In fact the right to vote in Illinois would only be unreasonably affected if, somehow, virtually entire populations of 53 of the lesser populated counties decided to preclude a majority of the State’s qualified voters from nominating candidates of their choice. This does not appear likely. If such schemes ever came to light, the situation can be reexamined.

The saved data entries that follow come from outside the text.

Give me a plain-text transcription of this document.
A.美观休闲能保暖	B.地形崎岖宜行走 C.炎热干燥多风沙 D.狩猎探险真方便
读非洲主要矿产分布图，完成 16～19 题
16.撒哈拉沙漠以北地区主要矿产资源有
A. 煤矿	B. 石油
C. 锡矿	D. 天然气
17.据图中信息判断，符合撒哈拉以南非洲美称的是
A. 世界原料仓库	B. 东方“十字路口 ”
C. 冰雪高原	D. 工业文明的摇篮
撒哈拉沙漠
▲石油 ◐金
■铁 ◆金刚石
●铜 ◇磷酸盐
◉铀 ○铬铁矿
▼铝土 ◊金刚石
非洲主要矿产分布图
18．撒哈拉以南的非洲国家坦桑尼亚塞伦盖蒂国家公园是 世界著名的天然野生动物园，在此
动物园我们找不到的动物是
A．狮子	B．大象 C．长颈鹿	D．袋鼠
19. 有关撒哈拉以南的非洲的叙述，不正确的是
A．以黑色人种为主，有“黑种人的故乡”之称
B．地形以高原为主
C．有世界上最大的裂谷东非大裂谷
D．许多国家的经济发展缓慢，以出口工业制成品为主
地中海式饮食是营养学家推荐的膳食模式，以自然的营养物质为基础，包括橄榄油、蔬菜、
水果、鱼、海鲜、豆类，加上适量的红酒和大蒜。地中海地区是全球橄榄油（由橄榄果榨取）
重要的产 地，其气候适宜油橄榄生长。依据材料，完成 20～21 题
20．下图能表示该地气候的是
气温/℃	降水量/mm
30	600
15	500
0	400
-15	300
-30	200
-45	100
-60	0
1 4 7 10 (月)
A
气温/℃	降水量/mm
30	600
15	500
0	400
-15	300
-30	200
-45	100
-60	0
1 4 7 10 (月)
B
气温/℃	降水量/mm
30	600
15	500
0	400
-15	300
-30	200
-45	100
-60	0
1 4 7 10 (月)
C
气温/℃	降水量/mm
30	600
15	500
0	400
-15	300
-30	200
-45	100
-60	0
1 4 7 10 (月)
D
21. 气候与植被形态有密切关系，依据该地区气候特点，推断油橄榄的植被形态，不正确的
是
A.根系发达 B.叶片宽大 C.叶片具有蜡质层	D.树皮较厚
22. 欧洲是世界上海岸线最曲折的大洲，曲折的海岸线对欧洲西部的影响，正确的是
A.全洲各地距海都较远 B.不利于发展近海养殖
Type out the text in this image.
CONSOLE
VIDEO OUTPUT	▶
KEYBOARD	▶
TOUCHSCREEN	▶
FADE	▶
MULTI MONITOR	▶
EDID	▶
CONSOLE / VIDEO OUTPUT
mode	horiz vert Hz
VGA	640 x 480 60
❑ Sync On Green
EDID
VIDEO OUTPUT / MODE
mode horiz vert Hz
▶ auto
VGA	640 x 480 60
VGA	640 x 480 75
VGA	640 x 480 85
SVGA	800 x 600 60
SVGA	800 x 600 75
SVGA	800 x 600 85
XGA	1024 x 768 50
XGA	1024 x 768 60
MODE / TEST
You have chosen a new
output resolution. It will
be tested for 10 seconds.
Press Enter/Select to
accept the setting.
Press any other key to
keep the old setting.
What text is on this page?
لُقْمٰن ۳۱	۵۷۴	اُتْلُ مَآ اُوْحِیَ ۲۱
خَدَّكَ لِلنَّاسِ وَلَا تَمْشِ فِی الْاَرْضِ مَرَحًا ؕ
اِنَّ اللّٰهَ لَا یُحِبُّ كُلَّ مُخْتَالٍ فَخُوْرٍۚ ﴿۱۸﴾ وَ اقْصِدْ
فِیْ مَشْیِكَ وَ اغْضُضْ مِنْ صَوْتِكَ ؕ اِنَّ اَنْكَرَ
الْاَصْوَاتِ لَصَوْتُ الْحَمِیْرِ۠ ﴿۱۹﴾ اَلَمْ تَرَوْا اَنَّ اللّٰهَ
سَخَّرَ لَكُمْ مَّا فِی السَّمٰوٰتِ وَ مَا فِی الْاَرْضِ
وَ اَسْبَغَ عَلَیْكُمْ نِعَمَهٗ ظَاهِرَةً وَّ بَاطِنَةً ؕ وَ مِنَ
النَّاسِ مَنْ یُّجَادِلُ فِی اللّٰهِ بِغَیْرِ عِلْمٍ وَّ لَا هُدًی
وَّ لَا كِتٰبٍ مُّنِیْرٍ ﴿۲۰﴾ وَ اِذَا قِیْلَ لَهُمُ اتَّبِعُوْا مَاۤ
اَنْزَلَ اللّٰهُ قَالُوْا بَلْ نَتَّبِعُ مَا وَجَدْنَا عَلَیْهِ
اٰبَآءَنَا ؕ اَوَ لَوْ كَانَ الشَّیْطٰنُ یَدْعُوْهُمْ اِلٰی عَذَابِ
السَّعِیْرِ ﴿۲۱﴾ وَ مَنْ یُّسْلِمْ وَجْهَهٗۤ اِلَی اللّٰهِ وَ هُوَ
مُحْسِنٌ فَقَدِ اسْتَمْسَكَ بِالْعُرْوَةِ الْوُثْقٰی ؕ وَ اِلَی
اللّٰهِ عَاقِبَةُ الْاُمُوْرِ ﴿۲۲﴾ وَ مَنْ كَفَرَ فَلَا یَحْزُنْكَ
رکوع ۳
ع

Thus, this Court finds that Section 10-3 of the Illinois Election Code, Ch. 46, Illinois Revised Statutes 1967, is an expression of rational state policy and that, therefore, it is constitutional under MacDougall v. Green, supra. As was pointed out in Baker v. Carr, supra, “MacDougall v. Green, (cite omitted), held only that in that case, equity would not act to void the State’s requirement that there be at least a minimum of support for nominees for state-wide office, over at least a minimal area of the State.” 369 U.S., at 234, 82 S.Ct. at 719, 7 L.Ed.2d 663. This Court agrees with that course of action and follows the same in dismissing the present Complaint.

In sum, plaintiffs contend that, although the case of MacDougall v. Green, supra, is a direct precedent against their constitutional claims, the Supreme Court today would overrule MacDougall v. Green and that, in effect, we should hold this precedent not to be controlling. The short answer to this is that the Court itself has cited MacDougall v. Green in a number of recent decisions and has considered it to be a holding on its merits and has not set aside such a determination. We do not deem it to be our function to second guess and overrule a standing precedent in the identical case now before us. We believe that to be the sole prerogative of the Supreme Court and we respectfully decline to usurp that function.

. Both plaintiffs in the present ease and in the MacDougall case alleged that more than half of the registered voters in Illinois reside in one county. (Complaint, Par. 10; 355 U.S., at 28). Plaintiffs presently allege that 61% of the State’s voters are now registered in five counties compared with 59% in the same five counties in 1948. (Complaint, par. 34; MacDougall v. Green, 80 F.Supp. 725). Plaintiffs allege that 93.4% of the voters reside in 49 counties compared with 87% in the same 49 counties in 1948. (Complaint, par. 11; 355 U.S., at 283, 69 S.Ct. 1).